Running Wilde (Wilde Security, #4)

“No! You can’t convince me to go back. Do you have any idea what Giuseppe does to the people who cross him? He breaks every bone in their body. If they pass out, he injects them with a stimulant to wake them up, then tortures them—slowly. And that’s just business to him.” She choked on a sob, and the gun wobbled in her hand. “So what do you think he’ll do to the woman who killed his son?”


Her fear was so real, so palpable, it was like a living, breathing thing in the room between them. She was breaking his heart, cracking it wide open. “I won’t let anything happen to you. I promise you’ll be safe, but I need your help. If you run now, he’ll kill Cam, and then he’ll still come after you. I know you’re scared, but we can end this, Dahlia.” He risked another step forward, slowly reaching a hand toward the gun so as not to spook her any more than she already was. “You just need to trust me. Please.”

Tears continued to flow. She shook her head. “No. I learned a long time ago not to trust anyone. I’m sorry, Vaughn.”

She raised the gun again and fired.





Chapter Sixteen


Vaughn hit the floor and rolled behind the bed, but the bullet never even came close to him. It shattered the bedside lamp and sent ceramic flying like shrapnel. One piece sliced across his forearm, but that was nothing compared to the wound he could have ended up with if she’d been aiming. She had been at point-blank range. There was no way she should have missed him…unless she hadn’t been aiming for him at all.

He sneaked a peek around the edge of the bed and saw that she was gone, the motel room’s door hanging open. Already he heard the sirens of an approaching police car. Fastest response time in the South, he thought bitterly.

Frustrated, he sat up against the wall and assaulted his scalp with both hands. He should’ve realized she’d pull a stunt like this. Should have known she’d run again—but when it came to that woman, his judgement was clouded. Always had been. He’d wanted her to be more than the coward she’d seemed, but he was wrong. Points to her—it wasn’t often he so thoroughly misjudged a person.

He noticed his phone under the bed and reached for it. Marcus’s name was still highlighted on the screen, so he hit the call button and leaned his head back against the wall.

“Dude,” Marcus said in greeting. “I’ve been trying to get a hold of you. I know why Sage looked so familiar. She’s—”

“Dahlia Bellisario,” Vaughn finished in tune with him, then added, “Yeah, I know. She told me.”

“She told you?” A pause. “Hey, is everything okay?”

“No.” He gave Marcus the Cliff’s Notes version, and by the time he was done, the former FBI agent was cursing, succinctly summing up Vaughn’s feelings about the whole clusterfuck. “I’m currently sitting here in a motel room without a car, my gun, or my wallet, and I have twenty-four hours to get home or a sociopath is going to torture my brother. So, no, everything is not okay. I don’t suppose HORNET is up for a hostage rescue mission?”
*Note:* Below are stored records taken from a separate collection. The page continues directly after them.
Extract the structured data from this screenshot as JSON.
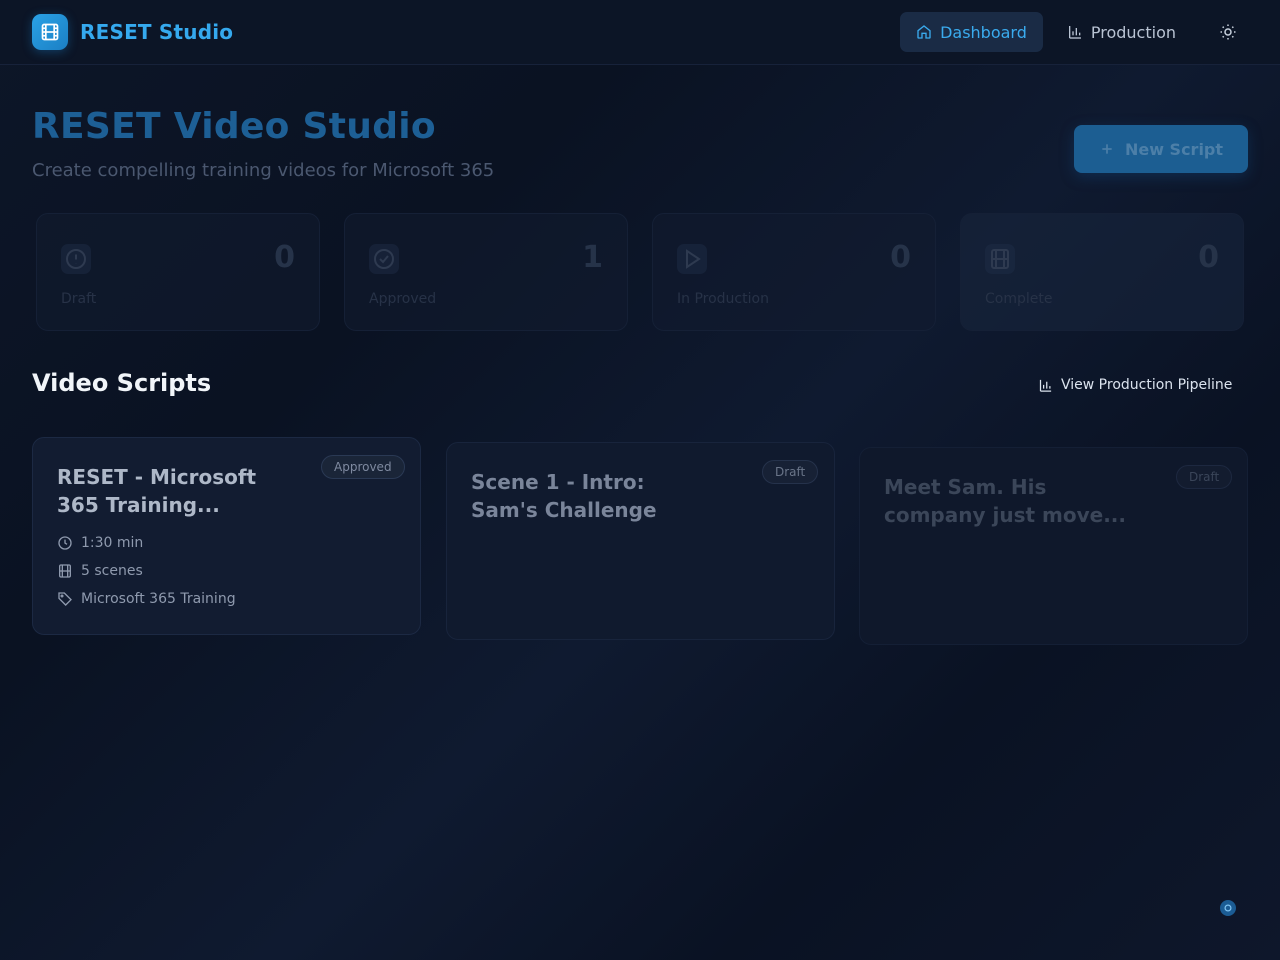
{
  "header": {
    "brand": "RESET Studio",
    "nav": [
      {
        "label": "Dashboard",
        "icon": "home-icon",
        "active": true
      },
      {
        "label": "Production",
        "icon": "bar-chart-icon",
        "active": false
      }
    ],
    "theme_icon": "sun-icon"
  },
  "hero": {
    "title": "RESET Video Studio",
    "subtitle": "Create compelling training videos for Microsoft 365",
    "new_button": "New Script"
  },
  "stats": [
    {
      "label": "Draft",
      "value": "0",
      "icon": "alert-circle-icon"
    },
    {
      "label": "Approved",
      "value": "1",
      "icon": "check-circle-icon"
    },
    {
      "label": "In Production",
      "value": "0",
      "icon": "play-icon"
    },
    {
      "label": "Complete",
      "value": "0",
      "icon": "film-icon"
    }
  ],
  "scripts": {
    "title": "Video Scripts",
    "pipeline_link": "View Production Pipeline",
    "cards": [
      {
        "title_line1": "RESET - Microsoft",
        "title_line2": "365 Training...",
        "status": "Approved",
        "duration": "1:30 min",
        "scenes": "5 scenes",
        "tag": "Microsoft 365 Training"
      },
      {
        "title_line1": "Scene 1 - Intro:",
        "title_line2": "Sam's Challenge",
        "status": "Draft"
      },
      {
        "title_line1": "Meet Sam. His",
        "title_line2": "company just move...",
        "status": "Draft"
      }
    ]
  },
  "colors": {
    "accent": "#35a9ee",
    "background": "#0b1324",
    "card": "#111b2f"
  }
}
“We would be if everyone wasn’t on leave,” Marcus said and swore again. “It’ll take too long to round them all up and get them to DC.”

Vaughn rubbed at his eye as a headache drilled into his skull behind it. “That figures.”

A beat passed in silence. “Okay, dude,” Marcus said finally. “Get your ass to the nearest airport and call me with the location. I will pull every string, call in every favor I owe, and have a plane there to pick you up. With or without Dahlia, we’ll get your brother home.”



The first exit to Atlanta was only a mile away, but Dahlia didn’t take her foot off the gas. Dammit, her tears wouldn’t stop. As much as she tried wiping them away, they just kept flowing, pouring down her face, blurring her vision. She probably shouldn’t be driving in this state of emotional upheaval, but like her tears, she couldn’t seem to stop.

She’d known, as soon as Vaughn demanded where his brother was, she’d known it was Giuseppe on the other end of the line and not Cam. She’d also known in that second what Vaughn would ask her to do and sheer, cold terror had propelled her off the bed.

She didn’t remember grabbing his gun, hadn’t consciously plotted an escape—she’d been operating in adrenaline-fueled flight mode. How could he ask her to walk in to the lion’s den when she’d spent the last five years of her life running terrified of that very beast?

I won’t let anything happen to you.

She wanted to believe him, she did. But if it came down to a choice between her and his twin, he was going to choose his brother. She couldn’t fault him for it—it was what anybody would do in his situation—but because of that, she couldn’t trust him to keep her safe. She’d learned a long time ago if she didn’t look out for herself, nobody else was going to.

The exit zoomed by.

Shit. She wasn’t paying attention. She swiped at her face with her sleeve and told herself she’d catch the next one.